Dual metal nanoparticles within multicompartmentalized mesoporous organosilicas for efficient sequential hydrogenation

Controlling localization of multiple metal nanoparticles on a single support is at the cutting edge of designing cascade catalysts, but is still a scientific and technological challenge because of the lack of nanostructured materials that can not only host metal nanoparticles in different sub-compartments but also enable efficient molecular transport between different metals. Herein we report a multicompartmentalized mesoporous organosilica with spatially separated sub-compartments that are connected by short nanochannels. Such a unique structure allows co-localization of Ru and Pd nanoparticles in a nanoscale proximal fashion. The so designed cascade catalyst exhibits an order of magnitude activity enhancement in the sequential hydrogenation of nitroarenes to cyclohexylamines compared with its mono/bi-metallic counterparts. Crucially, an interesting phenomenon of neighboring metal-assisted hydrogenation via hydrogen spillover is observed, contributing to the significant enhancement in catalytic efficiency. The multicompartmentalized architectures along with the revealed mechanism of accelerated hydrogenation provide vast opportunity for designing efficient cascade catalysts.

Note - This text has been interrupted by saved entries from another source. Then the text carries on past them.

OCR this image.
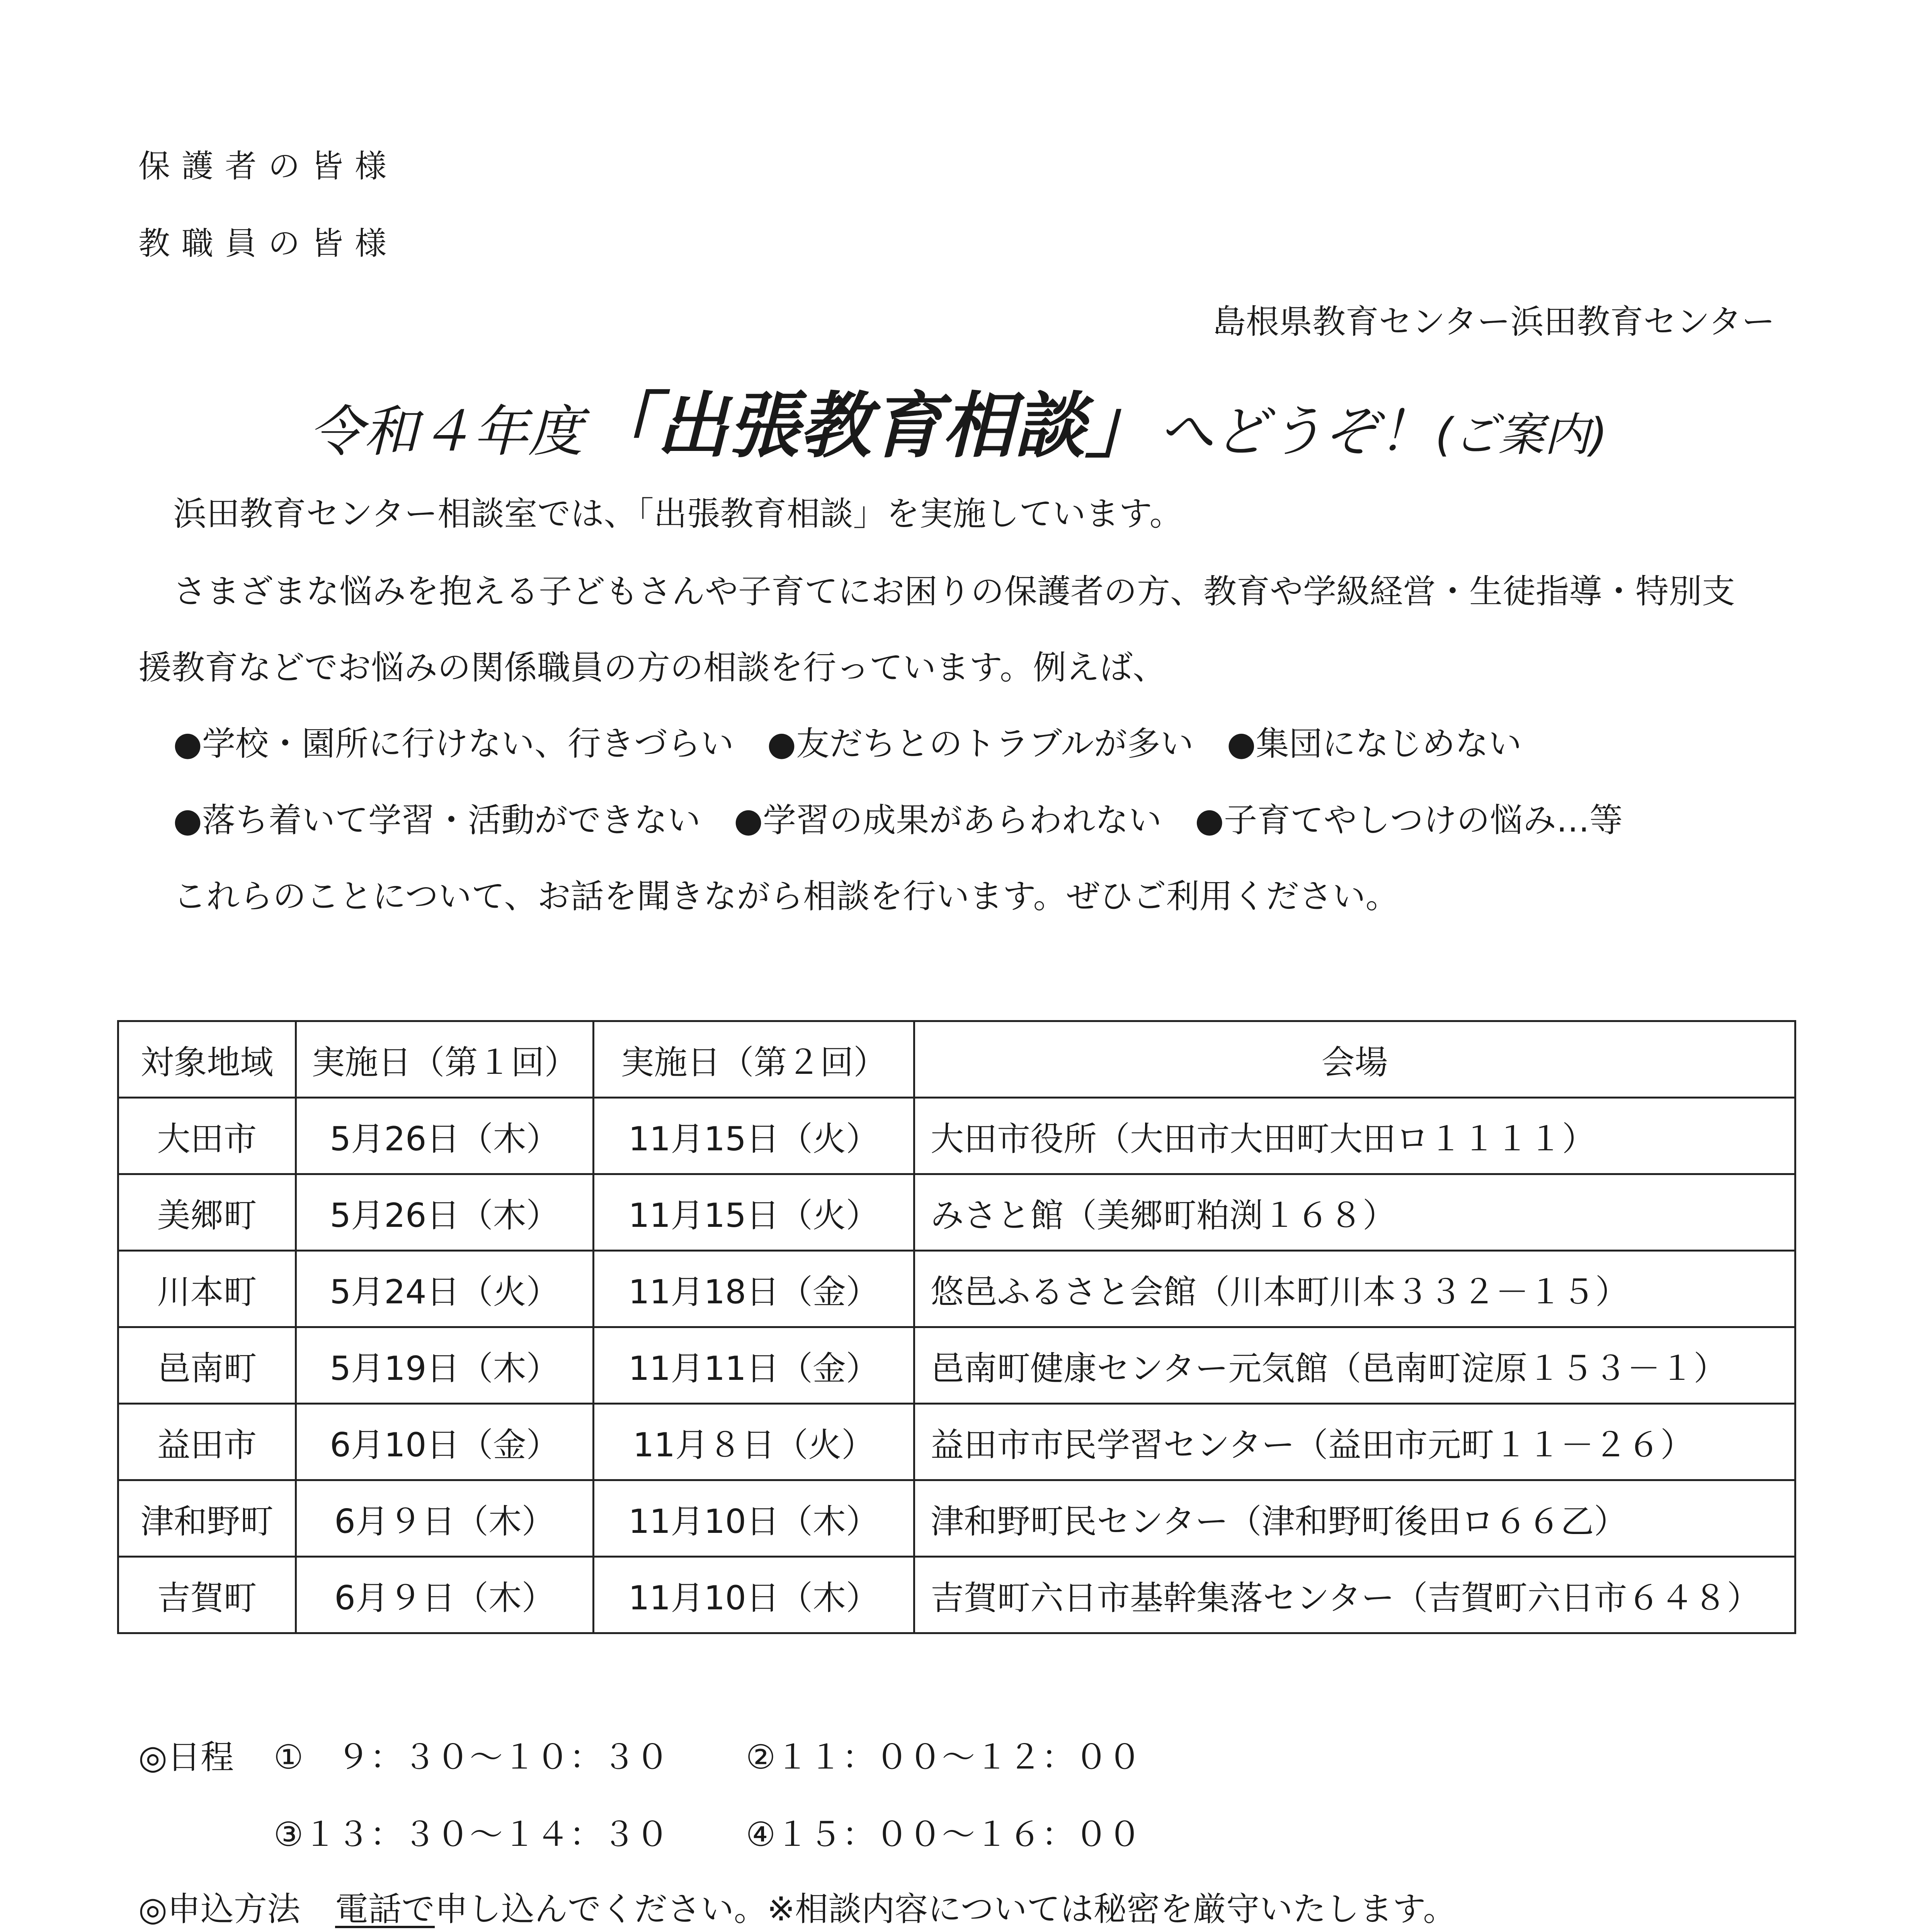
保護者の皆様
教職員の皆様
島根県教育センター浜田教育センター
令和４年度 「出張教育相談」 へどうぞ！ (ご案内)
浜田教育センター相談室では、「出張教育相談」を実施しています。
さまざまな悩みを抱える子どもさんや子育てにお困りの保護者の方、教育や学級経営・生徒指導・特別支
援教育などでお悩みの関係職員の方の相談を行っています。例えば、
●学校・園所に行けない、行きづらい　●友だちとのトラブルが多い　●集団になじめない
●落ち着いて学習・活動ができない　●学習の成果があらわれない　●子育てやしつけの悩み…等
これらのことについて、お話を聞きながら相談を行います。ぜひご利用ください。
対象地域	実施日（第１回）	実施日（第２回）	会場
大田市	5月26日（木）	11月15日（火）	大田市役所（大田市大田町大田ロ１１１１）
美郷町	5月26日（木）	11月15日（火）	みさと館（美郷町粕渕１６８）
川本町	5月24日（火）	11月18日（金）	悠邑ふるさと会館（川本町川本３３２－１５）
邑南町	5月19日（木）	11月11日（金）	邑南町健康センター元気館（邑南町淀原１５３－１）
益田市	6月10日（金）	11月８日（火）	益田市市民学習センター（益田市元町１１－２６）
津和野町	6月９日（木）	11月10日（木）	津和野町民センター（津和野町後田ロ６６乙）
吉賀町	6月９日（木）	11月10日（木）	吉賀町六日市基幹集落センター（吉賀町六日市６４８）
◎日程 ①　９：３０～１０：３０ ②１１：００～１２：００
③１３：３０～１４：３０ ④１５：００～１６：００
◎申込方法 電話で申し込んでください。※相談内容については秘密を厳守いたします。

Controlling localization of multiple metal nanoparticles on a single support is at the cutting edge of designing innovatory cascade catalysts. Here, the authors report a multicompartmentalized mesoporous organosilica to spatially position different metal nanoparticles in intimate proximity for efficient sequential hydrogenation reactions.

Automated summary

The study presents a multicompartmentalized mesoporous organosilica material for spatial co-localization of metal nanoparticles, resulting in a significant enhancement in activity for sequential hydrogenation reactions. The revealed mechanism of neighboring metal-assisted hydrogenation via hydrogen spillover contributes to the enhanced catalytic efficiency in the designed cascade catalyst.